Je vous souhaite la bienvenue. Nous comptons sur vous pour nous apporter les éclairages détaillés sur l’exécution du crédit d’impôt recherche en 2008 et 2009, compte tenu notamment des mesures de trésorerie du plan de relance. Vous pourriez nous présenter les résultats constatés, après quoi les Rapporteurs vous poseront des questions d’approfondissement.
Monsieur le directeur, vous avez la parole.
M. Jean-Marc Fenet, directeur adjoint chargé de la fiscalité à la direction générale des Finances publiques. La direction générale des Finances publiques, la DGFIP, a repris les compétences de l’ancienne direction générale des impôts, ce qui l’amène à intervenir sur le crédit d’impôt recherche à trois niveaux. Elle intervient très en amont en cas de demande de rescrit, elle procède aux remboursements anticipés de créances de crédit d’impôt recherche (pour lesquels un formulaire en ligne était disponible dès le 2 janvier 2009), et en aval elle effectue, le cas échéant, des contrôles.
M. Jean-Pierre Gorges, Rapporteur. Lorsque les agents des impôts analysent un dossier, quels sont les éléments leur permettant d’apprécier l’éligibilité de la dépense au crédit d’impôt recherche ?
M. Jean-Marc Fenet. La DGFIP a pour tâche essentielle de procéder aux remboursements sur les demandes adressées soit à la direction des grandes entreprises, qui a son siège à Pantin, soit aux services déconcentrés des impôts. L’examen des dossiers donne alors lieu à un contrôle formel.

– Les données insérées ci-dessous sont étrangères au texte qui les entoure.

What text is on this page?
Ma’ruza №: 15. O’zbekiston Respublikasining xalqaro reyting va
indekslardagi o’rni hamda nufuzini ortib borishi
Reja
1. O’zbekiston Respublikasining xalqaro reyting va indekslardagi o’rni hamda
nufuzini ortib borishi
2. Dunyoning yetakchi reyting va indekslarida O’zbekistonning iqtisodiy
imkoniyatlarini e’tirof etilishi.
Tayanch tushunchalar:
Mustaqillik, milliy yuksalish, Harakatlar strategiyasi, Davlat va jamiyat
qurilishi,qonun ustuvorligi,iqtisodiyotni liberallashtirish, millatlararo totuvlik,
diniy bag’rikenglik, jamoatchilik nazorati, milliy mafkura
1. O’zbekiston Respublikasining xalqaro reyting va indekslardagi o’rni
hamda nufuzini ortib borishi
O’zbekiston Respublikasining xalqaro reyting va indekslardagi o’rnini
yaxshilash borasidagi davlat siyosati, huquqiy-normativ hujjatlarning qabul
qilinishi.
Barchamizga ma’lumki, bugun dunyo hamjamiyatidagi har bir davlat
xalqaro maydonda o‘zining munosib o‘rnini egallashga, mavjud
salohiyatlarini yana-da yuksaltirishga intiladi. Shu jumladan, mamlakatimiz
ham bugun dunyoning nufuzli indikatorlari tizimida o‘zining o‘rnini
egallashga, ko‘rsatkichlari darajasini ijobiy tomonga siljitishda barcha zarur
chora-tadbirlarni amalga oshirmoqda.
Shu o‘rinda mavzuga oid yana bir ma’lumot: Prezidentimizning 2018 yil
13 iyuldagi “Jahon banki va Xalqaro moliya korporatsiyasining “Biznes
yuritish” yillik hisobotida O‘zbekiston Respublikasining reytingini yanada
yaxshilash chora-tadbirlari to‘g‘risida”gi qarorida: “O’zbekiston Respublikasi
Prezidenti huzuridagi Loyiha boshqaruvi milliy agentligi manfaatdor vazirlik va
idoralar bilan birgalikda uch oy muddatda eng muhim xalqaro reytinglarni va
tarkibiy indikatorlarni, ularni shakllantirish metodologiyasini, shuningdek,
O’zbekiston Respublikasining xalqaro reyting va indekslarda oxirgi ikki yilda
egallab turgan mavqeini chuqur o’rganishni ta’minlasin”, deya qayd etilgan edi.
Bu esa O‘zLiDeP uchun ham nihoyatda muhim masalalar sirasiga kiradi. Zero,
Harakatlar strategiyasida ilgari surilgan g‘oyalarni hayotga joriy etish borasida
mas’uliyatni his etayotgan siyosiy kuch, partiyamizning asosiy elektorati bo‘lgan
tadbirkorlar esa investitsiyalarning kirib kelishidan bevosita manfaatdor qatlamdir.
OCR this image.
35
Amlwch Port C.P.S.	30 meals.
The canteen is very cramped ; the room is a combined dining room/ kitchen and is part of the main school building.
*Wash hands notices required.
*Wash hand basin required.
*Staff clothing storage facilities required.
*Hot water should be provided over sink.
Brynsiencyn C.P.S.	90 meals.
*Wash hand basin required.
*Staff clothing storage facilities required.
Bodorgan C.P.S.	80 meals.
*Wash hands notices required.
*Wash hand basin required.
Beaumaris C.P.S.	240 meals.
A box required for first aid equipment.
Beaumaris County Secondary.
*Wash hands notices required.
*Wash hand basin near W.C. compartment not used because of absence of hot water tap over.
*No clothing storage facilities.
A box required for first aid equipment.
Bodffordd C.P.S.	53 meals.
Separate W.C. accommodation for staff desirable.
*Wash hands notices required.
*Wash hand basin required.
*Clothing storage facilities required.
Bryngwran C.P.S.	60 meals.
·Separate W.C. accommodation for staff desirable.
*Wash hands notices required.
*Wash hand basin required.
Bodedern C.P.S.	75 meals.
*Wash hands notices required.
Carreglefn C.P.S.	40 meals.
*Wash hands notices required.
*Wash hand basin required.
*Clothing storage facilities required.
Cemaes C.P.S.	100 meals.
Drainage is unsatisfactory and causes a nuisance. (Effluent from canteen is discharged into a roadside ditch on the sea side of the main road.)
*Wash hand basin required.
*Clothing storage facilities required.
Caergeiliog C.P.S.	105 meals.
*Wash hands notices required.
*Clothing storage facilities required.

Dans le cas d’un rescrit, donc très en amont, bien avant l’engagement des dépenses, l’entreprise peut s’adresser non seulement au service des impôts mais également au ministère de la Recherche, à OSÉO, ou bien à l’ANR. Lorsqu’une demande de rescrit adressée à l’administration fiscale comporte des paramètres techniques ou scientifiques complexes, la DGFIP renvoie le dossier à l’un de ces trois organismes pour expertise. Sur le terrain fiscal, la DGFIP conduit un examen attentif de la compatibilité du dossier avec les règles en vigueur, par exemple elle s’interroge sur l’éligibilité des montants de masse salariale mentionnés. Les services peuvent donc remettre en cause les dépenses non éligibles, par exemple si l’entreprise a recours à un organisme non agréé ou si la masse salariale n’est pas éligible.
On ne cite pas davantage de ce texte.